Your 20s are a time for living, loving, and learning. These are the years of your life when you’re free to do pretty much whatever you want, especially when it comes to dating. Now is your chance to try new things, make mistakes, and have fun whether you’re single and dating or in a committed relationship. While your 20s are the ideal time to explore your romantic options, there is a downside. The more flings you have, the greater the possibility of dealing with tough breakups in your 20s. Because as you match, meet, and mingle with cuties of all kinds, you’re bound to experience some heartache along the way.
The silver lining, of course, is that every instance of heartbreak makes you that much more resilient. Your 20s are all about learning valuable lessons, and your love life is no exception. To paraphrase Molly from Insecure, you gotta kiss a lot of frogs to get a good frog.
Just like people, breakups come in all shapes and sizes. It’s true that no two relationships are exactly alike, but couples tend to be predictable. If you’re actively dating in your 20s, you’re almost guaranteed to go through these seven kinds of breakups at some point.
1Your First Love
Whether it’s your high school sweetheart or your college crush, your first love is special. More often than not, though, your first love is not your only love. There will likely come a time in your early 20s where you have to let go of this person. Although it’s one of the toughest breakups you’ll ever have to endure, ending things with your first love will ultimately make you stronger.
2The Person You Weren’t "Officially" Dating
Not everyone is quick to fully commit to one person. At some point, you’ll probably have to break things off with someone who you weren’t officially dating, but who you’ve still been seeing quite frequently. You may not have clearly defined the relationship, but losing this person hurts all the same.
3The One Where The Timing Wasn’t Right
Bad timing is one of the hardest reasons to end a relationship. In most cases where the timing isn’t right, you still care for this person, and you’re only breaking up because you don’t want the relationship to suffer. It’s counterintuitive, sure, but sometimes it’s "for the best." A dramatic, angry breakup is often easier than this kind of amicable split, because resentment is easier to process than loneliness.
4The S.O. That Ghosted
Another product of the digital dating world is ghosting. It’s sad, but some people no longer feel the need to respectfully end a relationship with a conversation. Dealing with a ghost is rough, because you have no way of knowing for sure why this person disappeared. You can pose a million different questions, but you’ll likely never get an answer from the one person who could provide it.

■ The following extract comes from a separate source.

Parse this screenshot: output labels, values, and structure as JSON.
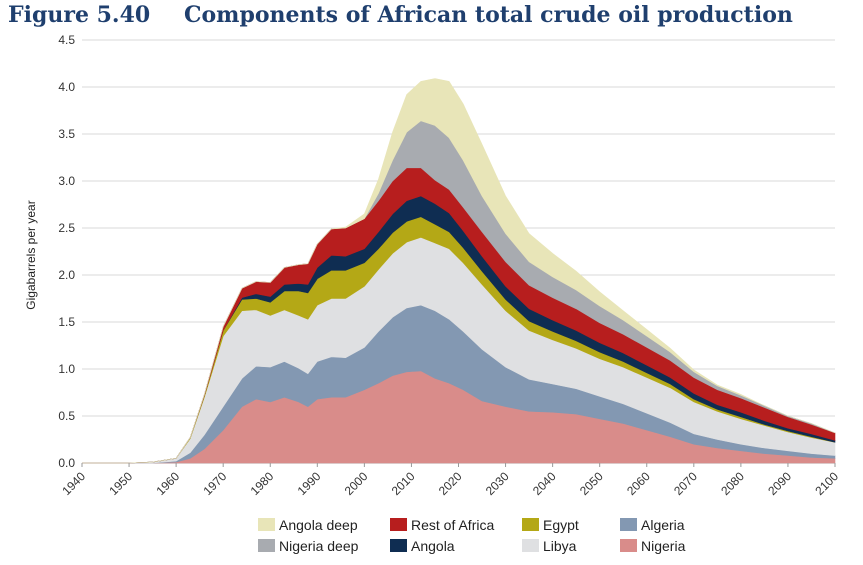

5The Partner Who Wanted Different Things
When you’re in your 20s, it’s not uncommon to want vastly different things from your 20-something partner, even if you’re only a few years apart. Sometimes you can work through those differences and find a compromise, but other times, they’re dealbreakers. Breaking up because you want different things isn’t always a bad move. It’s more than OK to look for someone whose values, goals, and priorities are similar to yours.
6The On-Again, Off-Again Relationship
You know that ex all of your friends can’t stand? Yes, the one who you are aware is bad for you, but you keep going back to anyway? Eventually, one of you has got to put a stop to the madness. It’s inevitable that at some point, one or both of you will realize you’ve had enough. Breaking up with your on-again, off-again boyfriend or girlfriend for good won’t be easy, but it will provide you with a sense of relief.

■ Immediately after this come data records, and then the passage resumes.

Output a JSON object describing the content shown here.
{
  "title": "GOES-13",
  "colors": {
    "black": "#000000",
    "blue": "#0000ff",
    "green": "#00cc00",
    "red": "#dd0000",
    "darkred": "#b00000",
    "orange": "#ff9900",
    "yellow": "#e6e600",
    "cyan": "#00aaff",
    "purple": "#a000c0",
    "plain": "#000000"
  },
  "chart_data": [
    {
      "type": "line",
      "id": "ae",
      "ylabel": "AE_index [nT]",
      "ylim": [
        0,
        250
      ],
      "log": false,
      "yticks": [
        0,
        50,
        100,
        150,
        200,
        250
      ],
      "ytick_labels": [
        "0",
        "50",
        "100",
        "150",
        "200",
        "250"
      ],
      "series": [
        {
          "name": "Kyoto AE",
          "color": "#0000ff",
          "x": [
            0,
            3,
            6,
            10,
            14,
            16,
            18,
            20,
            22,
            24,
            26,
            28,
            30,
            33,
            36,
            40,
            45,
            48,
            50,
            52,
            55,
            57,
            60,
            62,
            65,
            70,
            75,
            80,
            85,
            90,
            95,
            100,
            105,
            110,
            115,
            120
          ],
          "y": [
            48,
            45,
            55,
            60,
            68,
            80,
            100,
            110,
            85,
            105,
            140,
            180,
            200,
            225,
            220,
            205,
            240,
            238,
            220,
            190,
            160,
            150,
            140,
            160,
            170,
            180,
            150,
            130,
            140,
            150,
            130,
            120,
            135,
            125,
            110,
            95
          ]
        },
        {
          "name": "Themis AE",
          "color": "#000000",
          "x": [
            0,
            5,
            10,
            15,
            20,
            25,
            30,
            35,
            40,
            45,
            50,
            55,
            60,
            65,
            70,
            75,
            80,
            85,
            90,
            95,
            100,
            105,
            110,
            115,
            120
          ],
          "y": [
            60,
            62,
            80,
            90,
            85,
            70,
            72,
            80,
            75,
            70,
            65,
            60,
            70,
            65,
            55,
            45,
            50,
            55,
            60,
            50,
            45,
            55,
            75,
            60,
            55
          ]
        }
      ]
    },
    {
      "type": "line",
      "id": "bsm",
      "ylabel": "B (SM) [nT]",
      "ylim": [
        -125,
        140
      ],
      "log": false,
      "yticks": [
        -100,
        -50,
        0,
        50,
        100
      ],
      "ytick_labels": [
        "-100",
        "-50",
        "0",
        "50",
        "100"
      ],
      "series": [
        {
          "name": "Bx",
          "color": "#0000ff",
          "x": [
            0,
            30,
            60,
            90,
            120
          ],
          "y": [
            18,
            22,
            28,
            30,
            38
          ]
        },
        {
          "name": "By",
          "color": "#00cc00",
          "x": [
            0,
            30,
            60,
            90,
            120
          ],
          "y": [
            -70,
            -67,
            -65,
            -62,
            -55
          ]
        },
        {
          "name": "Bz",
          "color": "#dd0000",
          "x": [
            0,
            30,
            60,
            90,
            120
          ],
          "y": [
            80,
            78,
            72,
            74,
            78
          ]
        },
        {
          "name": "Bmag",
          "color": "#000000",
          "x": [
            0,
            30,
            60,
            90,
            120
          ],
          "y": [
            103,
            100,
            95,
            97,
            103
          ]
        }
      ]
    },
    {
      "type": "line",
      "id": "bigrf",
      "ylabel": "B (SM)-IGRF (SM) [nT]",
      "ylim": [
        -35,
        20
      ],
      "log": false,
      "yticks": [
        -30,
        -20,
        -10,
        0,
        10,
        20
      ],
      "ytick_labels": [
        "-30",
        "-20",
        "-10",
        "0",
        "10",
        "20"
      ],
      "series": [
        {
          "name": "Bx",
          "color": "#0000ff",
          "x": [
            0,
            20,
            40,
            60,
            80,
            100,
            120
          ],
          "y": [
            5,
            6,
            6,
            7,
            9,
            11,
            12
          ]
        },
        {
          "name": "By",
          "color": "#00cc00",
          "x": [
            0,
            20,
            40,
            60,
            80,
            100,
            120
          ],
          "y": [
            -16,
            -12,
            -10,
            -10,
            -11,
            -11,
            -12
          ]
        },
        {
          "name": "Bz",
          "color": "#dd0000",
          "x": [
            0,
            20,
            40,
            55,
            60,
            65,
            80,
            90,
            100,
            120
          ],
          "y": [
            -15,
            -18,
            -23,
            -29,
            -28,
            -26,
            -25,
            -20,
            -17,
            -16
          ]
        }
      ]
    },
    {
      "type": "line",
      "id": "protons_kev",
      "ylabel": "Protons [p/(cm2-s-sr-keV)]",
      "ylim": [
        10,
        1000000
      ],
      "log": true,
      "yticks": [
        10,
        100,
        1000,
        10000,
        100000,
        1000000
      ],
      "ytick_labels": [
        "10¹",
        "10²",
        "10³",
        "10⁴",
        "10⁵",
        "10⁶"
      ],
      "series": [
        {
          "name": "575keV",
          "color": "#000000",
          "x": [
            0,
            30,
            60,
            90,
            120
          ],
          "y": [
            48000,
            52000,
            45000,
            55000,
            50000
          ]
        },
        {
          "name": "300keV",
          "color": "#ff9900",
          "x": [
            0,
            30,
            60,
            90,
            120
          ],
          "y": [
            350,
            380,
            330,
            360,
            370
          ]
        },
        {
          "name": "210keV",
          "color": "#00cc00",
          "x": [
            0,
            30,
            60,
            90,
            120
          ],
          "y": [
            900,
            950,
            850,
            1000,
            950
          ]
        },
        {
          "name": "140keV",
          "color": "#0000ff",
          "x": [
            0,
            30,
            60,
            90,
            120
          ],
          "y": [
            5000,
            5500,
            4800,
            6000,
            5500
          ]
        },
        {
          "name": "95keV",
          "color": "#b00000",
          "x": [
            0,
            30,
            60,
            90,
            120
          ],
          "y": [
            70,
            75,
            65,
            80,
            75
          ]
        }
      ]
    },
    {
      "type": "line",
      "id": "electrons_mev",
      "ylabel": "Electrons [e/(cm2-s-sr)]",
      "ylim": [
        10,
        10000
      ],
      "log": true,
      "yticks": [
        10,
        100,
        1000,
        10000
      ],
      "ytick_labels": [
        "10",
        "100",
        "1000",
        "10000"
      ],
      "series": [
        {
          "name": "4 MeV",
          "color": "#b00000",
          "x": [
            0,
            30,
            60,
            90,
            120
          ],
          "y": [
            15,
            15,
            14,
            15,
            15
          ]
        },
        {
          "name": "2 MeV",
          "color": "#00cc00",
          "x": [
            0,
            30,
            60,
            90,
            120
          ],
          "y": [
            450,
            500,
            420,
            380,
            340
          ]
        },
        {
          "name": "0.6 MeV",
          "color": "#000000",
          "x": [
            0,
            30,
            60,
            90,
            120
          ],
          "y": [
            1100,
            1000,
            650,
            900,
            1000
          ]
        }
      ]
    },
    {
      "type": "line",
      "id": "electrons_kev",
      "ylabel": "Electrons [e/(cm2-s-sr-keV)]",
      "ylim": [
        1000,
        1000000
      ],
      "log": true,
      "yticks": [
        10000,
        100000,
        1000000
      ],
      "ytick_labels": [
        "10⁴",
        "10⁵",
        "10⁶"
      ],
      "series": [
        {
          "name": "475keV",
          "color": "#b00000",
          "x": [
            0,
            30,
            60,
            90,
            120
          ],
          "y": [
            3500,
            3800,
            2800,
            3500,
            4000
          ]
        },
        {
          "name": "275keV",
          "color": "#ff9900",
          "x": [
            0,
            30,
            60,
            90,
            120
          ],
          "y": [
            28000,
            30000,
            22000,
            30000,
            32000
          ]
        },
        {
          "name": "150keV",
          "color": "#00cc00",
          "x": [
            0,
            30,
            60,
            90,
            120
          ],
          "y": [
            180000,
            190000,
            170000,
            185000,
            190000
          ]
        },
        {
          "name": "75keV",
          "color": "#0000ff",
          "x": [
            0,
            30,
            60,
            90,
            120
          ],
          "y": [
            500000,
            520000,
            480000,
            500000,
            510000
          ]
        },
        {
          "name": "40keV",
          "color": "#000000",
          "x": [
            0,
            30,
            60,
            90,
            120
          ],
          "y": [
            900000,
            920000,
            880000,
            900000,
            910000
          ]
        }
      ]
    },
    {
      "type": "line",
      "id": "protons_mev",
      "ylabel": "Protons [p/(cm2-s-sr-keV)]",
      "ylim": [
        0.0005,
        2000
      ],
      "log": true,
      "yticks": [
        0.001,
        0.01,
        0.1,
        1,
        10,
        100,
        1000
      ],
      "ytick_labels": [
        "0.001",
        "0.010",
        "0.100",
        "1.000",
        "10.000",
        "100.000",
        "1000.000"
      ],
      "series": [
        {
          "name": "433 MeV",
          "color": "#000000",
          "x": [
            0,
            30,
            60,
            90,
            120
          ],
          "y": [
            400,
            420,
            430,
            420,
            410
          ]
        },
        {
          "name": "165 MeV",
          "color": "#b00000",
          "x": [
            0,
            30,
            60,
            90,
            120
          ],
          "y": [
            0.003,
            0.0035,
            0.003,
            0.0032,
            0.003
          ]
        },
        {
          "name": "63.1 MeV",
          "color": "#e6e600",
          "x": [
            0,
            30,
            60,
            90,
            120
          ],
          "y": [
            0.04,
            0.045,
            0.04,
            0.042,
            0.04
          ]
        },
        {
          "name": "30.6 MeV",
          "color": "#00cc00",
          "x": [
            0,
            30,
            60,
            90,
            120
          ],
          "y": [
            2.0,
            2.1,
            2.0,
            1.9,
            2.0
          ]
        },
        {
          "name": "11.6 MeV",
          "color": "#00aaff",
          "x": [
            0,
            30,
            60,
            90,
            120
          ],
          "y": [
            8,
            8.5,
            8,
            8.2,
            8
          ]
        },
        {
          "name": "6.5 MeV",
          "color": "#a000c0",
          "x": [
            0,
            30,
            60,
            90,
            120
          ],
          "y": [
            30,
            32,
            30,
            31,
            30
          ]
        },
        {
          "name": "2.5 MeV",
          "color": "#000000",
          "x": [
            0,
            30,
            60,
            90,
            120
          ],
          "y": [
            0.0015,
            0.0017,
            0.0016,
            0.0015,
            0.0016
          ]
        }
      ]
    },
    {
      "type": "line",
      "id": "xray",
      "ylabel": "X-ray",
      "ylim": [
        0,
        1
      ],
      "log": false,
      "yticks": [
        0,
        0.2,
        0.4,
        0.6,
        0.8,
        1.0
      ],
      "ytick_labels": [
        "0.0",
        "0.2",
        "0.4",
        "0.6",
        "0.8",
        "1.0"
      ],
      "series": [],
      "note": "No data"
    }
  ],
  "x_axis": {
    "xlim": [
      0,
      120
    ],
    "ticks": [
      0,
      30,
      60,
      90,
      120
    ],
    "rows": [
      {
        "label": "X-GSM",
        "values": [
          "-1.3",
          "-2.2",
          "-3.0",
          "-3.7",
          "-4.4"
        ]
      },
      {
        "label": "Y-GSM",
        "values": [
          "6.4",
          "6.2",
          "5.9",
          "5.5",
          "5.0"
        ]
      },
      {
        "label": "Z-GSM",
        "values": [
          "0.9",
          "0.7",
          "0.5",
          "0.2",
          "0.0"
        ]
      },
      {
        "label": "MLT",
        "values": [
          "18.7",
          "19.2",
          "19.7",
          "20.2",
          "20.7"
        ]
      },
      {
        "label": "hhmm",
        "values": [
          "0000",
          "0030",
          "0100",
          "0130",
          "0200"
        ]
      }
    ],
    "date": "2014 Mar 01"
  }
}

7The Breakup You’ll Laugh About Later
Finally, in your 20s, you’re pretty much required to date at least one person who is so wrong for you, it’s almost comical. Maybe it’s someone who lives in your dorm in college, or a coworker you meet post-grad. Whoever they may be, you’ll definitely laugh about this breakup (and, honestly, the relationship) when you look back on it later.
Breakups suck, but they’re also inevitable. If it’s any consolation, try to remember that while you’re going through one or more of these kinds of splits, you’re far from alone.